Part of the Ghosts in the Machine b:INFORM Series
In this article forming part of our b:INFORM Ghosts in the Machine Series , we analyse the survey findings relating to regulatory risks arising from the use of Artificial Intelligence ("AI") in financial markets and institutions. Click here for our article analysing the survey findings relating to legal risks arising from the use of Artificial Intelligence.
More regulation needed
Key finding: A total of 60 % of all survey respondents and 72 % of survey respondents occupying a legal/ compliance function expressed the view that more, and perhaps much more, regulation would be required in response to AI.
AI is at the cutting edge of the financial services evolution. It has numerous potential applications for both consumer/retail and corporate/ wholesale. It will be intrinsically linked to other cutting edge innovations such as robotics (bots) which will be harnessed in myriad ways and areas such as providing wealth management and insurance advice. Existing regulatory frameworks were not designed with AI in mind and, while at a high level a principles based approach would capture AI, the coverage is not ideal. Hence, the need for a global approach to new regulation which should be adopted after international consultation and be consistent across markets.
Regulators not on top of AI
Key finding: A separate finding was that 75 % of all survey respondents and 64% of survey respondents occupying a legal/ compliance function felt that regulators are not keeping pace with advances in technology.
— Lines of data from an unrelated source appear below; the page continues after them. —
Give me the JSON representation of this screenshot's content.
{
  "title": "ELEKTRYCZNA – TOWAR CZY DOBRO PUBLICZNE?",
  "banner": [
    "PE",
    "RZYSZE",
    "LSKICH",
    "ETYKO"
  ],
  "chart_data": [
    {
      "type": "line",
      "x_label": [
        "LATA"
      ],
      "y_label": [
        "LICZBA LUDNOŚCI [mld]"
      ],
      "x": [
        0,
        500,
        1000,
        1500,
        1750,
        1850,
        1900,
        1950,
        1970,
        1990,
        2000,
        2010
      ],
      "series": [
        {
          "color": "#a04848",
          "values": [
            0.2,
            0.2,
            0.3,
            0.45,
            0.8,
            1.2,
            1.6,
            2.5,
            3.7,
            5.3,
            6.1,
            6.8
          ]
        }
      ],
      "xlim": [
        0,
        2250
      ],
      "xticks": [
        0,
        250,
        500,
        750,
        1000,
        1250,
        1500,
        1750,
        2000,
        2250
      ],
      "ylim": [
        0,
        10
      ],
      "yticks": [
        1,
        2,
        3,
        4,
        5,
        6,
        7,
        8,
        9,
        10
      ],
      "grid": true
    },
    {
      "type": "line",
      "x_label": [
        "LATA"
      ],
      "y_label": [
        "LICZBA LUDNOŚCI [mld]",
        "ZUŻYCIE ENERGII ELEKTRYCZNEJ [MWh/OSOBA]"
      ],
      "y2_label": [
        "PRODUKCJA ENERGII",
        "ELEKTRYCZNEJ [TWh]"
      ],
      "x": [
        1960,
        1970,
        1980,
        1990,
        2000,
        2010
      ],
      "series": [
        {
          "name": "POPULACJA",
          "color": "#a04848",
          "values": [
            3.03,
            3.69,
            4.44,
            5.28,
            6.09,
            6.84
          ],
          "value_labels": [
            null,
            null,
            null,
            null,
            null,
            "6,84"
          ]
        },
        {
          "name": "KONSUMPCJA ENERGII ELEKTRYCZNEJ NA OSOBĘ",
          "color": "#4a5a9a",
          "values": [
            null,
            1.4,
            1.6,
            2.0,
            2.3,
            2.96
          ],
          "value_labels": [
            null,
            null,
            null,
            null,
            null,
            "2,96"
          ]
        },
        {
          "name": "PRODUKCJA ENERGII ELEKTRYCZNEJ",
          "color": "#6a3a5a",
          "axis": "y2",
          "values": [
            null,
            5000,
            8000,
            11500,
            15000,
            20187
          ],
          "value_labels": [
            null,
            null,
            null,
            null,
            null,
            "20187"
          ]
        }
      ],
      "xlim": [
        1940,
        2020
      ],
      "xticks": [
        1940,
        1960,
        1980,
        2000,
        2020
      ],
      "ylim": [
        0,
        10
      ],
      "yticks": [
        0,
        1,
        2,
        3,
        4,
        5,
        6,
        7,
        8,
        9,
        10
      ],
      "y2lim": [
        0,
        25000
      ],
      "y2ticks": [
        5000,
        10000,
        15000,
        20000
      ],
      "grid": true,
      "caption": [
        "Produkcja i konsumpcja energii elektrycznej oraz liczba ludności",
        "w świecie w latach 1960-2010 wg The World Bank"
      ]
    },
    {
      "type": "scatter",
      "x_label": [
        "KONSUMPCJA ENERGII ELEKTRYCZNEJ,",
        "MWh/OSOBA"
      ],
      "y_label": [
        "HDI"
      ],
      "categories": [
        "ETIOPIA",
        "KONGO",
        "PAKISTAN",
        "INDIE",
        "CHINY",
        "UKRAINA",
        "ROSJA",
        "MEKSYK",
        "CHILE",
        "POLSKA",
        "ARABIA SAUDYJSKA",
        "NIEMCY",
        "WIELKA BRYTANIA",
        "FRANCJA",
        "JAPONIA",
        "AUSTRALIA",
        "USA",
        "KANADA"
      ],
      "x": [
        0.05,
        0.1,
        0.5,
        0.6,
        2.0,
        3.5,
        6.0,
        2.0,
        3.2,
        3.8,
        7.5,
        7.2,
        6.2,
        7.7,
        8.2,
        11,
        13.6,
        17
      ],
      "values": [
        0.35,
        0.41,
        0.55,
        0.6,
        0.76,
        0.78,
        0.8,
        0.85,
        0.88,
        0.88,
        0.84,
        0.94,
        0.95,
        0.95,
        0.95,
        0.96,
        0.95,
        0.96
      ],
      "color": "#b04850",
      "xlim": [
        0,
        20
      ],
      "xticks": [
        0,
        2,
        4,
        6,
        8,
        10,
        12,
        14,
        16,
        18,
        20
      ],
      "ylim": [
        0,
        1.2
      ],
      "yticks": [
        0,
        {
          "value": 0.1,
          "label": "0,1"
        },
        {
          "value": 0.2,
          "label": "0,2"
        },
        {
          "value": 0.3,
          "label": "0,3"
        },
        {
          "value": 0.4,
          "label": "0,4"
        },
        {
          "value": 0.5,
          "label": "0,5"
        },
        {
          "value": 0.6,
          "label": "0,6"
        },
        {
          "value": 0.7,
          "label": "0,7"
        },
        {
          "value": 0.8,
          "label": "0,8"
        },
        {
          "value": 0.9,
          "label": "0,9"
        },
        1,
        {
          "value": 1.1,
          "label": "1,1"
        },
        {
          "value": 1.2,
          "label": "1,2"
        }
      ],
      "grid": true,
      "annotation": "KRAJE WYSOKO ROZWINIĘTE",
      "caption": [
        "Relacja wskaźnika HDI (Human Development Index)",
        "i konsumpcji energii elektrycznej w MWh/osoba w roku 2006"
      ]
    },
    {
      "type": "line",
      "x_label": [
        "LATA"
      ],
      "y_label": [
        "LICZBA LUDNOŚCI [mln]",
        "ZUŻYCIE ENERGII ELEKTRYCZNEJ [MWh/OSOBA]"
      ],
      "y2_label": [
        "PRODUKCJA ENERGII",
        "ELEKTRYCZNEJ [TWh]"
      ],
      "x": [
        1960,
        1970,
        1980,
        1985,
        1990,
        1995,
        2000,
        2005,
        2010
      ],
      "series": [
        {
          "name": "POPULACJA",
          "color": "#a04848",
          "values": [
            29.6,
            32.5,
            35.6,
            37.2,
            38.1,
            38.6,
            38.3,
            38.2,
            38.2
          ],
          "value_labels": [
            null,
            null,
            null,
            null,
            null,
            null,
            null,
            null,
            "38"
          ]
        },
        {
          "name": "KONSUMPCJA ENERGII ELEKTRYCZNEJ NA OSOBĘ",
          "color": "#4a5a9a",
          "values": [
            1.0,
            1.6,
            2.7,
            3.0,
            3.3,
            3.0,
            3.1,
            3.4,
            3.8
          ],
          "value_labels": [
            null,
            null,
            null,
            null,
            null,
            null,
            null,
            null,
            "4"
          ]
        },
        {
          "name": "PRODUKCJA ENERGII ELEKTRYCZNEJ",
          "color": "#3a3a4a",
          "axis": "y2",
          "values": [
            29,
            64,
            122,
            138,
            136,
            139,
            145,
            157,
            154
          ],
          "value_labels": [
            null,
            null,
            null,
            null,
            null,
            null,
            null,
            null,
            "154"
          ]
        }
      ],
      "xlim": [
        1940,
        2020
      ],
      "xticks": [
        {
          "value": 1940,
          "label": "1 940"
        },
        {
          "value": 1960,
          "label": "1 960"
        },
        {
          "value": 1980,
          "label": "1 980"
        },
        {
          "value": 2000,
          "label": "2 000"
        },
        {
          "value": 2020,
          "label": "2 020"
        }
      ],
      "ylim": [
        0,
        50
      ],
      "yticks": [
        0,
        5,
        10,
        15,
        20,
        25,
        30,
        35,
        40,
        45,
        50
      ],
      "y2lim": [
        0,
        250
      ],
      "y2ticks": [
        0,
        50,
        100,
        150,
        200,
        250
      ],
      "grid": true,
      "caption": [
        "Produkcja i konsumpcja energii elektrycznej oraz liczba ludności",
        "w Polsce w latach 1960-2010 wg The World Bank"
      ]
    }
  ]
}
This finding is not surprising. The World Economic Forum Report from 19 April 2016 and entitled "The Role of Financial Services in Society; Understanding the impact of technology enabled innovation in financial stability" suggests that steps need to be taken to ensure national supervisors are well equipped to monitor and mitigate against risks from technology enabled innovation. Indeed, in private conversations many national regulators admit that they fear falling behind. Regulators do not have the same level of resources as the private sector which is investing billions of dollars each year and recruiting the top scientific brains to develop AI. Consequently, there is a huge imbalance between the regulated and regulators. It is therefore incumbent on FIs as a sector to proactively keep regulatory bodies informed of developments and applications. If the FI sector fails to do this it leaves itself vulnerable to unnecessary rule changes that prohibit or restrict AI application. This should not be confused with the parallel debate on whether FIs should share highly confidential proprietary technology information on the AI itself they use, as some regulators and politicians now propose.
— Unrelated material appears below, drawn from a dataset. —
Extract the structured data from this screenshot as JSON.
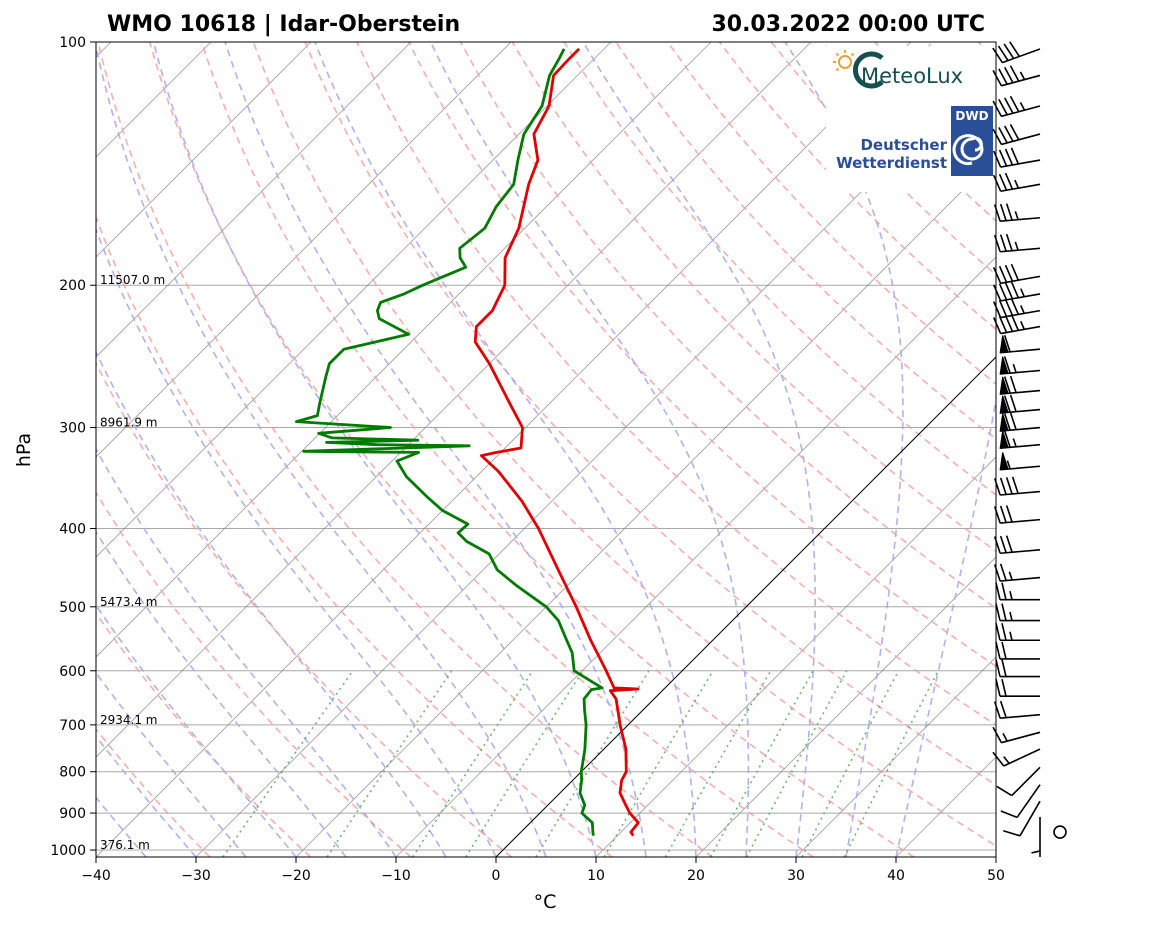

The survey also explored how regulators should harness the application of AI for the purposes of reducing regulatory risks. Respondents were asked to name an area which they would like regulators to focus on in terms of adoption of AI.
Key finding: Of all survey respondents, 49% thought that regulators should prioritise the adoption of AI in the area of Market Abuse in order to reduce regulatory risks, whereas 38% chose the area of AML/ KYC as a regulator priority. Interestingly, survey respondents occupying a legal/ compliance function applied the reverse prioritisation with 40% suggesting regulators should focus their AI efforts on AML/KYC and 28% proposing a focus on Market Abuse.
This focus on AML/ KYC by the legal and compliance community may well be the result of the prominent attention AML and KYC have recently received from Transparency International and FATF, especially in conjunction with anti-terrorist financing and the global initiatives on curbing corruption. A separate point is that the survey anticipates that AI will strengthen the ability and capability of the regulators to actively regulate areas of the market which have historically proven challenging, but remain in the spotlight.
The FI sector has the challenge of ensuring that the regulators are kept up to speed in the fast-changing world of AI technology and that the global regulatory community provides a coordinated and consistent response. It is in the interest of the FI sector as a whole that a broad public-private initiative emerges as part of which FIs provide sufficient data and assistance to regulators to empower them to educate themselves and properly understand the issues around AI at both national and international level. Otherwise, the sector may well face inconsistent rules between jurisdictions and unnecessary curbs on AI applications. FIs should also anticipate that regulators themselves will adopt AI for suitable areas such as AML and Market Abuse.